Smartphones have become a social lifeline to a growing number of individuals. They incessantly check their Facebook and Twitter feeds, along with a host of other websites, to see what their acquaintances are doing at any given moment.

School officials across the country have tried to ensure that such behavior does not disrupt the learning process. There is a time to peruse social media websites to catch up on what friends are up to, but there also is a time to put the devices down and concentrate on academic studies.

Watertown High School was one of the schools that banned students from using their cellphones during the day. Like other schools with similar prohibitions, WHS wants young people to focus on the educational basics in the classroom.

But after repeated complaints from students, officials at WHS recently announced a change in policy.
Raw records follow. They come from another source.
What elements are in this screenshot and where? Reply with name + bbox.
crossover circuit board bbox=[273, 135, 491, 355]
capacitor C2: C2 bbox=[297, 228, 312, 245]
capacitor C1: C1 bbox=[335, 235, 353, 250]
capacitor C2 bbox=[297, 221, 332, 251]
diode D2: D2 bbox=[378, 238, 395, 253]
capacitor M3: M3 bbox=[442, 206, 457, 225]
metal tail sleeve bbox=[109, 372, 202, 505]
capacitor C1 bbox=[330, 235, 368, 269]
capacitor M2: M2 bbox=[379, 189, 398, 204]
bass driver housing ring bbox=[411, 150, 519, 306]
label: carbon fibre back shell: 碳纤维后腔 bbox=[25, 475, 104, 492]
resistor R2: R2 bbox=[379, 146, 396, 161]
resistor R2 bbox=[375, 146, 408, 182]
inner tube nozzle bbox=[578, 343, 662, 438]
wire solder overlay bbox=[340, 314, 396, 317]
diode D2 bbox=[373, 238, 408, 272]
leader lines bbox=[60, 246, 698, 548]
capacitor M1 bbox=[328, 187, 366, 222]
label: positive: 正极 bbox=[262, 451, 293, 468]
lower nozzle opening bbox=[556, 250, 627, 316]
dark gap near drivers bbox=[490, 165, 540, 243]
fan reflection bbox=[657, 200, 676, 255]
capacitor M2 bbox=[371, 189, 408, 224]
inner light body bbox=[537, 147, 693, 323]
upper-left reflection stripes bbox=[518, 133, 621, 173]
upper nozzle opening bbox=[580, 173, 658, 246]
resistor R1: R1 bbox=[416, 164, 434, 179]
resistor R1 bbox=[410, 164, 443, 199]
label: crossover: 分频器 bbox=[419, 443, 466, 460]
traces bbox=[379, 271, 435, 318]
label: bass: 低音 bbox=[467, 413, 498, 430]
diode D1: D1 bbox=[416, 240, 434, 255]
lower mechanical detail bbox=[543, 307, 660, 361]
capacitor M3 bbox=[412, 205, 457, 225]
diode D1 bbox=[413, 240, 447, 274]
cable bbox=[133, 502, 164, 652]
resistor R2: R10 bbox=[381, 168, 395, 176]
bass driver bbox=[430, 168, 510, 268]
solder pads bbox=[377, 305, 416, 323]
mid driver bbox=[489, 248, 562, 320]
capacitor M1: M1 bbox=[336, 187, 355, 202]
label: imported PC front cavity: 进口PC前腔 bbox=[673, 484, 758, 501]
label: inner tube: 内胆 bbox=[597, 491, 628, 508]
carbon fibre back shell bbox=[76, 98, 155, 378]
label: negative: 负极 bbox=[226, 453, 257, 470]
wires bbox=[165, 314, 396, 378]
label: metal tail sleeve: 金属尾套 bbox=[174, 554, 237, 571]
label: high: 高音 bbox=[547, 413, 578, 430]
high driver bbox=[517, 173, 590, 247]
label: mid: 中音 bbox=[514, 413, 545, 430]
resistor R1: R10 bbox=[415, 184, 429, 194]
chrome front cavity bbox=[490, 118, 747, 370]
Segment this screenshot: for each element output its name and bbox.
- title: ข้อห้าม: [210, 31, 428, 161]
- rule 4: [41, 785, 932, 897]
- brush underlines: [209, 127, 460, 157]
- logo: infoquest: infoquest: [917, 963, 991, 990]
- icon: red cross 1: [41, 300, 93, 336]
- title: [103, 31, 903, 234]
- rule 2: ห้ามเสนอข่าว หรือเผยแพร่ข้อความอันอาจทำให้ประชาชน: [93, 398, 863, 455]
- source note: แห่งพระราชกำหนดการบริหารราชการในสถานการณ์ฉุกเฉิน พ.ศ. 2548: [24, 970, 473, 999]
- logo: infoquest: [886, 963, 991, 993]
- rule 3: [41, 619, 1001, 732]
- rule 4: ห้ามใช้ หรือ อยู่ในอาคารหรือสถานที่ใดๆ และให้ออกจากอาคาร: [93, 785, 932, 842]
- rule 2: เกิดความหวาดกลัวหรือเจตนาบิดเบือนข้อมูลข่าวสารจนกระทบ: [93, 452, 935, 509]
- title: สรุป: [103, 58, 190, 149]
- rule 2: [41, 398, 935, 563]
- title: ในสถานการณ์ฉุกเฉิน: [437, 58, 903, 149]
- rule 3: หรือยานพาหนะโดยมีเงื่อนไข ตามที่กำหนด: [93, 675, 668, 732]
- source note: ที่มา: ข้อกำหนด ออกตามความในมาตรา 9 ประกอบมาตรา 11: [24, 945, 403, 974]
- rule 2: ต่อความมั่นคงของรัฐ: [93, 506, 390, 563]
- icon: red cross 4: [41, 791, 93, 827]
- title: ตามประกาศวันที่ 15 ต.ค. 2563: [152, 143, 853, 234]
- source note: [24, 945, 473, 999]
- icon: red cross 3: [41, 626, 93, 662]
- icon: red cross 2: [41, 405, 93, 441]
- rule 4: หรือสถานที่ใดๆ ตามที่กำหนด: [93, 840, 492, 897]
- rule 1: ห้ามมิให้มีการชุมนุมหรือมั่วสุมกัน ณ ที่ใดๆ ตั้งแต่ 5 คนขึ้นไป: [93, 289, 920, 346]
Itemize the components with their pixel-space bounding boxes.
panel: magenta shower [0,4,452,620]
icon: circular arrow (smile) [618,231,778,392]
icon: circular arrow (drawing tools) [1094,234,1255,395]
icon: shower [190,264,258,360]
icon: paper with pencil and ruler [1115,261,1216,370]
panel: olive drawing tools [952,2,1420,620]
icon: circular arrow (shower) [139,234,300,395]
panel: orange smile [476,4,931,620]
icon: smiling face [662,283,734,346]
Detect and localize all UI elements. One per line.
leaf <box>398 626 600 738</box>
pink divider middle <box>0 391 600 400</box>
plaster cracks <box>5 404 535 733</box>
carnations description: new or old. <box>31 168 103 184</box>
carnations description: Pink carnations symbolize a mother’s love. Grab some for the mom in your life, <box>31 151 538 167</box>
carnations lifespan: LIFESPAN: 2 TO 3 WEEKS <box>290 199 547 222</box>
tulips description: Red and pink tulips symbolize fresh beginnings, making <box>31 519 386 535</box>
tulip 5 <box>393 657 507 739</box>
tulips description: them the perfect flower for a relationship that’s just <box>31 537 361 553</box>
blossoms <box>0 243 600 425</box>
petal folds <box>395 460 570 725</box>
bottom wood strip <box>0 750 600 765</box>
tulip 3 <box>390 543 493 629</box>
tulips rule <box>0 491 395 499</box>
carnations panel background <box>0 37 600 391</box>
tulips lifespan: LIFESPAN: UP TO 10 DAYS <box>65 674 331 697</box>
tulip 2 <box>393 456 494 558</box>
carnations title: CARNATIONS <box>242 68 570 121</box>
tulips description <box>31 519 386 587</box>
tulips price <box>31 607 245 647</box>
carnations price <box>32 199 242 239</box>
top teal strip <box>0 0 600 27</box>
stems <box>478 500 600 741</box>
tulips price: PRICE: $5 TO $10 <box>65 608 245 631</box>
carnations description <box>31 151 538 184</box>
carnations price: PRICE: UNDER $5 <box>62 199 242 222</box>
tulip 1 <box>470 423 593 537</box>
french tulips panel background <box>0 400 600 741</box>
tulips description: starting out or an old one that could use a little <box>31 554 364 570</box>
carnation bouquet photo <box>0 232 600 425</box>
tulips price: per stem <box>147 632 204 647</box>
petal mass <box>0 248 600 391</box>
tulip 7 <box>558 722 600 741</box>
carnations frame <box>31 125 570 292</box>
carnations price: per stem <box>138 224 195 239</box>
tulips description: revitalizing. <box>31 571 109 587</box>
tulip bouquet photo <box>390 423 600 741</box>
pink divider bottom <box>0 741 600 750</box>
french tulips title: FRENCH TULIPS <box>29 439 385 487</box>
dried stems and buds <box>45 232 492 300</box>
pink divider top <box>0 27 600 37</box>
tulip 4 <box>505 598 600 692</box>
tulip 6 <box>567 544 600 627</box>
They’ve set up zones in the school where cellphones may be used.

Students may use their cellphones in yellow (classrooms and library, with the permission of supervising staff members) and green (cafeteria) zones. They are prohibited from using cellphones in red zones (hallways, bathrooms, lunch lines and locker rooms) and still cannot take photographs or record videos with them.

This is actually a sensible compromise. While the over-usage of digital devices is harmful for some, school officials recognized that this is a fact of life for a new generation.

In loosening the reins somewhat, school officials have challenged students to act responsibly. If they can work within the parameters of the new policy, cellphone use in the school will be permitted.

This is a good way to help students become more mature by respecting these new limits. It also will allow staff members to teach students how to differentiate between useful sources of information on the Internet from the rest of the junk floating around cyberspace.

As the primary function any school is to help young people develop critical-thinking skills, WHS officials should be open to opportunities available to use this policy and lead students to a greater understanding of themselves and the world around us. Many people use digital media to disengage from others, and perhaps school policies such as this can reverse that trend.